The CFO got a call from the CEO. Or at least, it sounded exactly like the CEO.
The voice matched. The cadence matched. Even the filler words were right. The CEO was traveling in Singapore for a conference. The CFO knew that. The call came from a +65 number. Everything checked out.
The caller needed an urgent wire transfer. $2.3 million CAD to a vendor account for a time-sensitive acquisition. Strict NDA. Don’t loop in legal or finance until it’s done.
The CFO started the transfer process. Then she did something that saved the company: she texted the CEO directly on Signal to confirm. The CEO had no idea what she was talking about.
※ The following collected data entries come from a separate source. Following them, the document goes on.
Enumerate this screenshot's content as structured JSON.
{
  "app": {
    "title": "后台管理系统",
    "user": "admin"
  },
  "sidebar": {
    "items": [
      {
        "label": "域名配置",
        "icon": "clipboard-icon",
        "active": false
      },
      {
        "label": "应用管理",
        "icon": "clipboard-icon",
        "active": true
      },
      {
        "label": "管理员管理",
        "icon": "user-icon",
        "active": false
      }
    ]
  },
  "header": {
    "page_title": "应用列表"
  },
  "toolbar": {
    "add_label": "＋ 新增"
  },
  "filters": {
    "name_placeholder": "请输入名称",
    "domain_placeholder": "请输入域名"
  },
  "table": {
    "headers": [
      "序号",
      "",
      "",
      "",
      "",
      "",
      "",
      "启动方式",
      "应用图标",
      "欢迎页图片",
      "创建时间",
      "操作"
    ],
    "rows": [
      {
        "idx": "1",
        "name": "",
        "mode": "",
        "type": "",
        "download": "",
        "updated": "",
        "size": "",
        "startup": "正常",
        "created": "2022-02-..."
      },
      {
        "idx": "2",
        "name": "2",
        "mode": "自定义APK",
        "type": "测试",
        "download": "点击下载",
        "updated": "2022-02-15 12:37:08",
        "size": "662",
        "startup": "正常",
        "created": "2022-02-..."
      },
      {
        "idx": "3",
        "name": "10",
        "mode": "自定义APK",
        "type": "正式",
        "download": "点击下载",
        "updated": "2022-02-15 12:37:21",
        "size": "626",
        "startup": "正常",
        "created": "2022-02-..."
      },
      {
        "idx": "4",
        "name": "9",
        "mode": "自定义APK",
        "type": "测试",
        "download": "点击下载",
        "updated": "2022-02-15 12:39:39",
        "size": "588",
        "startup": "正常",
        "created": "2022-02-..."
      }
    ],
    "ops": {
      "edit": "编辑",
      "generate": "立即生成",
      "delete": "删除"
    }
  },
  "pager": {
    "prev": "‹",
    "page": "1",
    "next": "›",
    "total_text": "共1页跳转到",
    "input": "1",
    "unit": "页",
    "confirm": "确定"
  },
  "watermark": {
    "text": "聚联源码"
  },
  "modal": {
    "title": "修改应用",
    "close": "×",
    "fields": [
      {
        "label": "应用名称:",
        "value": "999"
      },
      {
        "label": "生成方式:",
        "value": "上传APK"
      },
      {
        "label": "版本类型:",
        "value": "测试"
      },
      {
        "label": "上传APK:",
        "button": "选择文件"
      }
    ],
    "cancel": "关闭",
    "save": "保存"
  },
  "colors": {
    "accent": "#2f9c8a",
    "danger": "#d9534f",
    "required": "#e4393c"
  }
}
What We Found When We Got Called In
I was part of the incident response team. Here’s the attack chain we reconstructed:
- Initial access: A phishing email to an executive assistant 23 days earlier. Her account was compromised via a fake Microsoft 365 login page.
- Reconnaissance: Over 3 weeks, the attacker read thousands of emails, identifying the CEO’s travel schedule, communication style, and ongoing deals.
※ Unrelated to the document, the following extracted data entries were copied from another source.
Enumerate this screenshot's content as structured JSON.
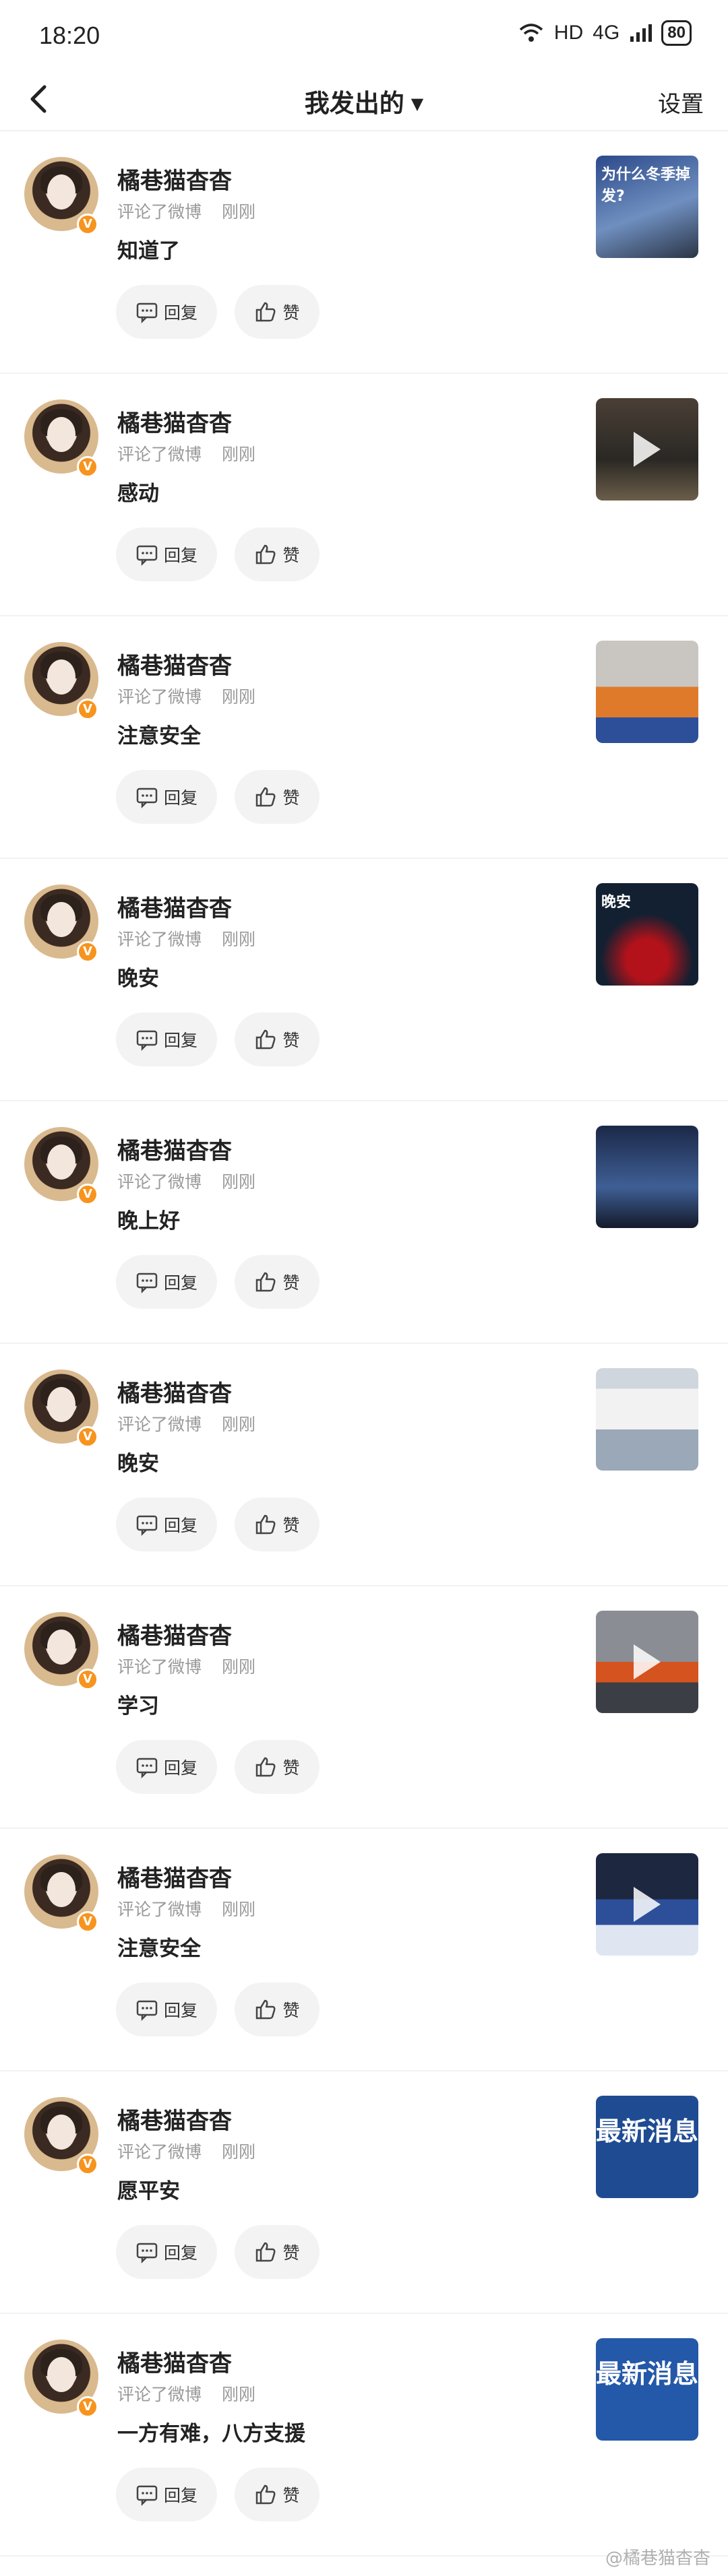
{
  "status_bar": {
    "time": "18:20",
    "network": "HD",
    "signal": "4G",
    "battery": "80"
  },
  "nav": {
    "title": "我发出的",
    "settings": "设置"
  },
  "items": [
    {
      "name": "橘巷猫杳杳",
      "action": "评论了微博",
      "time": "刚刚",
      "content": "知道了",
      "reply": "回复",
      "like": "赞",
      "thumb_text": "为什么冬季掉发?"
    },
    {
      "name": "橘巷猫杳杳",
      "action": "评论了微博",
      "time": "刚刚",
      "content": "感动",
      "reply": "回复",
      "like": "赞",
      "thumb_text": ""
    },
    {
      "name": "橘巷猫杳杳",
      "action": "评论了微博",
      "time": "刚刚",
      "content": "注意安全",
      "reply": "回复",
      "like": "赞",
      "thumb_text": ""
    },
    {
      "name": "橘巷猫杳杳",
      "action": "评论了微博",
      "time": "刚刚",
      "content": "晚安",
      "reply": "回复",
      "like": "赞",
      "thumb_text": "晚安"
    },
    {
      "name": "橘巷猫杳杳",
      "action": "评论了微博",
      "time": "刚刚",
      "content": "晚上好",
      "reply": "回复",
      "like": "赞",
      "thumb_text": ""
    },
    {
      "name": "橘巷猫杳杳",
      "action": "评论了微博",
      "time": "刚刚",
      "content": "晚安",
      "reply": "回复",
      "like": "赞",
      "thumb_text": ""
    },
    {
      "name": "橘巷猫杳杳",
      "action": "评论了微博",
      "time": "刚刚",
      "content": "学习",
      "reply": "回复",
      "like": "赞",
      "thumb_text": ""
    },
    {
      "name": "橘巷猫杳杳",
      "action": "评论了微博",
      "time": "刚刚",
      "content": "注意安全",
      "reply": "回复",
      "like": "赞",
      "thumb_text": ""
    },
    {
      "name": "橘巷猫杳杳",
      "action": "评论了微博",
      "time": "刚刚",
      "content": "愿平安",
      "reply": "回复",
      "like": "赞",
      "thumb_text": "最新消息"
    },
    {
      "name": "橘巷猫杳杳",
      "action": "评论了微博",
      "time": "刚刚",
      "content": "一方有难，八方支援",
      "reply": "回复",
      "like": "赞",
      "thumb_text": "最新消息"
    }
  ],
  "watermark": "@橘巷猫杳杳",
  "colors": {
    "verified_badge": "#f7941d",
    "button_bg": "#f3f3f3",
    "meta_text": "#9a9a9a"
  }
}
- Voice cloning: The CEO had multiple public speaking videos on YouTube. That’s enough audio for a convincing voice clone with current tools.
- The call: A +65 number calling at 7:40am local time, when the CFO would just be starting her day.
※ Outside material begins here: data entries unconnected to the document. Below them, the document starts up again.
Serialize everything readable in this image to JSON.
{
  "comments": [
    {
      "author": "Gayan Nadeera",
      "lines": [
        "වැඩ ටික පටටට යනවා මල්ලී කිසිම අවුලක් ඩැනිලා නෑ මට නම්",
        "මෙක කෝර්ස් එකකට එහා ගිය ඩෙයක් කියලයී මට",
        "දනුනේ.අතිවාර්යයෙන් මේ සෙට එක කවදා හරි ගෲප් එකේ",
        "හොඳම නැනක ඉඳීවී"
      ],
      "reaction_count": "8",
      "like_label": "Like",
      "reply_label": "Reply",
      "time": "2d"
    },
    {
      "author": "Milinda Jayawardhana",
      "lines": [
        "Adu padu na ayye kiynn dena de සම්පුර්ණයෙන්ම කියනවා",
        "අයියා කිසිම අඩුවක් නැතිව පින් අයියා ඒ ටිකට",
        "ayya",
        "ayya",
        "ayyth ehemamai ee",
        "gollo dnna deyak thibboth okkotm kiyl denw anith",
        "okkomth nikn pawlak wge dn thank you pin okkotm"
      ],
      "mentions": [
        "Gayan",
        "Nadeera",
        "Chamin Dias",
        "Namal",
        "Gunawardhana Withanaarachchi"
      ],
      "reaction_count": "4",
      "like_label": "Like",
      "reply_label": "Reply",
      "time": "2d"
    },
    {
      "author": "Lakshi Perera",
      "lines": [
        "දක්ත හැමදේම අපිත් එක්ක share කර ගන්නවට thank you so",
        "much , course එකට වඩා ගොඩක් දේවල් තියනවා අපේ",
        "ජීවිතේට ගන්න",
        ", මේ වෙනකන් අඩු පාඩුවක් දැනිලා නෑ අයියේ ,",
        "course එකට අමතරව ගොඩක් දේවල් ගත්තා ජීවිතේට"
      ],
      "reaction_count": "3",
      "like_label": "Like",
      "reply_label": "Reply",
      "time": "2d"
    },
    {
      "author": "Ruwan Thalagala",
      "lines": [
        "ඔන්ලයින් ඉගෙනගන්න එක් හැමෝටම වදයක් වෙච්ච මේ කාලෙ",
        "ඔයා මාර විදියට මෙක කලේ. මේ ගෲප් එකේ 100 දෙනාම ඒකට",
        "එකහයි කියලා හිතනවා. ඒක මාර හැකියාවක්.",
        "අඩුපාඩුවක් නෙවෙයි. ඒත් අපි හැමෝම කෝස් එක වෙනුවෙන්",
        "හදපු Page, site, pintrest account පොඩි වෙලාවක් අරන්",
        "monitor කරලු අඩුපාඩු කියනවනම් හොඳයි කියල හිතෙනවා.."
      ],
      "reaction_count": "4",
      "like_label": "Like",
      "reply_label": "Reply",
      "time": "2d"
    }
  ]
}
The Voice Clone Was Not Sophisticated
The voice model was likely generated using one of several commercially available voice cloning services — some of which are free. The attacker didn’t need a research lab or custom ML pipeline. They needed publicly available audio and 20 minutes.
What Should Have Stopped This
- The EA’s account had no MFA. The initial phishing would have failed otherwise.
- There was no out-of-band verification protocol for wire transfers.
- The CEO’s conference talk videos were unreviewed from an OSINT perspective.
What did work: the CFO’s instinct to verify via Signal, and the bank’s anomaly detection on the wire instruction.
What You Should Do Now
1. Establish a wire transfer verification protocol — any transfer above your threshold requires a callback to a known number or a pre-established code word.
2. Mandate MFA everywhere. Phishing-resistant MFA (FIDO2/passkeys) where possible.
3. Brief your finance team on deepfake audio. A 5-minute demo is more convincing than any policy document.
The wire didn’t go through. But the attacker was in that environment for 23 days reading sensitive emails. The wire was the visible attack. The email access was the real breach.